We arrive in Habana (Havana to Americans) and everything I have been told about the internet is true. I can only get internet in the hotels and it is only available from 9:00 am to 5:00 pm. We are staying in a “Casa Particular,” the Cubans recent invention to allow some Cubans to make extra money from the budget travelers who venture to Cuba for adventure. For two days I am disconnected from the world and worried about my fast paced project that is hopefully moving forward without me. On day three I make it to a hotel, buy a tarjeta (card) for an hour of connectivity. I am grateful to get my email because the friends we made it Cuba told us email to America is blocked. This is possibly true everywhere but the hotels. I am able to retrieve email, research the address of the restaurant we want to try, and get word out about our arrival in Vienna and back into the free world.
We were detained by Cuban immigration for an hour, our luggage screened and lots of questions asked. The focus seemed to be on electronics. I am later approached by a lovely man who is a teacher, but works in a tourist shop to make extra money, and needs someone to bring in a laptop for his daughter who has just started University.
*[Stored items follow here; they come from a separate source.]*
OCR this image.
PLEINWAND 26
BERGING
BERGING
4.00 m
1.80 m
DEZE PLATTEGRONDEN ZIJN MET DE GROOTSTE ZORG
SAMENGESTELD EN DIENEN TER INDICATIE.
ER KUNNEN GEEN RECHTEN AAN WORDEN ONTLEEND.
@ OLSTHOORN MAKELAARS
Perhaps I can get word to some lovely people in Washington who have agreed to help. The detention at the airport makes more sense now. Cuba makes less sense. By the way, if the US government is reading this blog I was on an educational mission as part of my exploration of lesbian rights in South and Central America and have a well-researched paper to prove it.
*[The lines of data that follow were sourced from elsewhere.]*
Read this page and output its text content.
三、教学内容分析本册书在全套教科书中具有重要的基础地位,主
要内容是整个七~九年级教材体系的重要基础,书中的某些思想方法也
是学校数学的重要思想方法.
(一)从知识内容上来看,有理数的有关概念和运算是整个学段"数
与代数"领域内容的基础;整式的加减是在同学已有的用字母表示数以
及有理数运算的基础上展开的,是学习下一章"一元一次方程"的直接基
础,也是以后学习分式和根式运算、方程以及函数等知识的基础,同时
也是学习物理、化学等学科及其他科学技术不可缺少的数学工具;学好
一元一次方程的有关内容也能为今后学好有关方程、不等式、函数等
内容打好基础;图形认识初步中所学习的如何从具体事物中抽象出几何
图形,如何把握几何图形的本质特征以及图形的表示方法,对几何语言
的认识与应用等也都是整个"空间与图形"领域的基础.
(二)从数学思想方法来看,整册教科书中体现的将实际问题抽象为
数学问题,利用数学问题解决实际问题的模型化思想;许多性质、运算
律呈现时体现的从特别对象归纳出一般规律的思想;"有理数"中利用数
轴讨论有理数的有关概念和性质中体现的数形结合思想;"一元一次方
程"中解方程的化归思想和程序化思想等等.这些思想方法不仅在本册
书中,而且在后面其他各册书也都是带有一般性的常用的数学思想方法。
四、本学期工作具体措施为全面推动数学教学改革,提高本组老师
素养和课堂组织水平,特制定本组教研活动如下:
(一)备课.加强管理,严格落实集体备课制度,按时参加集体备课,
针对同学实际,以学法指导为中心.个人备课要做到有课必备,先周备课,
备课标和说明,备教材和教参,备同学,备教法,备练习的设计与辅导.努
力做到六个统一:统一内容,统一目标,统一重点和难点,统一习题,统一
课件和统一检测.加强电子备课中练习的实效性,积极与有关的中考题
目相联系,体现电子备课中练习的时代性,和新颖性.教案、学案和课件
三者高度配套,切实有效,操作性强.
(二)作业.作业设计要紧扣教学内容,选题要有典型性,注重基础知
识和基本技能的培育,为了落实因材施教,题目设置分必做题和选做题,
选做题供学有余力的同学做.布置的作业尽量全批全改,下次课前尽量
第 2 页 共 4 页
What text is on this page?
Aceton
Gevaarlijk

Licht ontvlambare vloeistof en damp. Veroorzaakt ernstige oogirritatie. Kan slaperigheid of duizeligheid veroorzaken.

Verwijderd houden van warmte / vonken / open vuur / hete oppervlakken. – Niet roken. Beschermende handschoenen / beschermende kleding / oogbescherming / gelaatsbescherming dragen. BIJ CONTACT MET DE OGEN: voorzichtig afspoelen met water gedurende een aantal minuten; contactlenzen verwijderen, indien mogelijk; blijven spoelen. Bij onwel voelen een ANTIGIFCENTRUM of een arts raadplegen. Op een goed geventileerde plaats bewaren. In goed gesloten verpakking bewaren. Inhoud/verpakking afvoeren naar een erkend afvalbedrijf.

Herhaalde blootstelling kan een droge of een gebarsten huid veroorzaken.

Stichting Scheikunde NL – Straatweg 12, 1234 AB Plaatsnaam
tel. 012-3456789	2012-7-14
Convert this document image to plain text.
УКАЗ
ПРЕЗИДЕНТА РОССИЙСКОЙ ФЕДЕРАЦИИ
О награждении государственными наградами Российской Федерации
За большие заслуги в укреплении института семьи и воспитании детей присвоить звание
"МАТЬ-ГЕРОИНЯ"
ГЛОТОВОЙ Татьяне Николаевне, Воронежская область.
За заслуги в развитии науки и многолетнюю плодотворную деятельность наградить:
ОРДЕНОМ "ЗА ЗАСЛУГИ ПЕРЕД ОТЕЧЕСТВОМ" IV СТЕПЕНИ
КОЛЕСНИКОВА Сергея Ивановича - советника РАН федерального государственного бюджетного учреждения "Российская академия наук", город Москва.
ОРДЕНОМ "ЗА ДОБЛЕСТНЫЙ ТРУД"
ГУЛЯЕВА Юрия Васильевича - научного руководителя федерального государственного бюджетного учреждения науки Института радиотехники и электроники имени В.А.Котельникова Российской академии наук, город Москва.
I would love to say I am glad to be going home but I as of yet have no home. I would like to say I am glad to being going somewhere I can speak English, but I am headed to the Czech Republic by way of Vienna. I am glad that I am leaving the world of remote villages, but I must acknowledge that the internet has been plentiful and strong. South and Central America have leapt onto the internet wagon as part of a cellular wave of connection. Cellular has allowed them to bypass their infrastructure problems with telephone communications so that everyone can talk.
We watched Cholas in Bolivia talk on their cellphones on the bus and our snorkeling guide talk to his friend on the boat in the middle of the ocean. Cellular providers sponsor WIFI in many of the parks in the major towns and cities we visited.
Despite my two-week slow down my belief in The Global Mobile Worker Project is strong. I will connect, can connect, and have connected by any means necessary.